Will Frontline Plus work even though the fleas have already been resistant to the last treatment?
inparticular.ai
The previous treatment failed because it was degraded, not necessarily because the fleas were resistant to it — so fipronil in a full-strength, in-date product is very likely to work. Frontline Plus uses a completely different mechanism to permethrin-based supermarket products: fipronil disrupts the flea's central nervous system in a way that permethrin doesn't, and the S-methoprene component means even if an adult jumps back on her from the environment, it can't reproduce. That said, if after three to four weeks you're still seeing live fleas on her despite treating the home properly, that would be the point to speak to your vet about a prescription-only oral product like NexGard or Bravecto, which work via a different pathway again. But start with Frontline Plus and a proper home treatment — the vast majority of cases like yours resolve with that combination.
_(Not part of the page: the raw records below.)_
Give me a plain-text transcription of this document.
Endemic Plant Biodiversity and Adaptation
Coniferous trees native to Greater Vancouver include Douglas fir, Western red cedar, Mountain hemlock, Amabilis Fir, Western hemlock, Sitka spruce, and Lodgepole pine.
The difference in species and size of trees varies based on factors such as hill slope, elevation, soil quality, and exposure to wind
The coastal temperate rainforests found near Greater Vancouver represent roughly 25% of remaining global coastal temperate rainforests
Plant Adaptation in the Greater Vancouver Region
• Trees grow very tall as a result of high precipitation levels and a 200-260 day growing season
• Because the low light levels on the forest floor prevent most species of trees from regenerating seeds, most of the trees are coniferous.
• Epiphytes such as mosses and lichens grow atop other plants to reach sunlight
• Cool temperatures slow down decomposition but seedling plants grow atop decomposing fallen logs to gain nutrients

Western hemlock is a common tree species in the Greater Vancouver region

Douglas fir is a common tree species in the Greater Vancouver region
That's really helpful. How quickly should I expect to see results?
inparticular.ai
Frontline Plus starts killing adult fleas within 24 hours of application. However — and this is important — you will likely still see fleas jumping onto her for two to four weeks after treatment, because pre-existing eggs in your home will continue hatching. That's normal and doesn't mean the product isn't working. Those newly hatched fleas will die when they contact her coat. The IGR in both the Frontline Plus and the Indorex spray is what breaks the cycle over that period. If you're still seeing a significant number of live fleas on her after four weeks with the home treated, that's when to reassess. But with a thorough same-day approach — apply Frontline Plus, spray every room with Indorex, vacuum daily for two weeks — most people see a dramatic reduction within ten to fourteen days.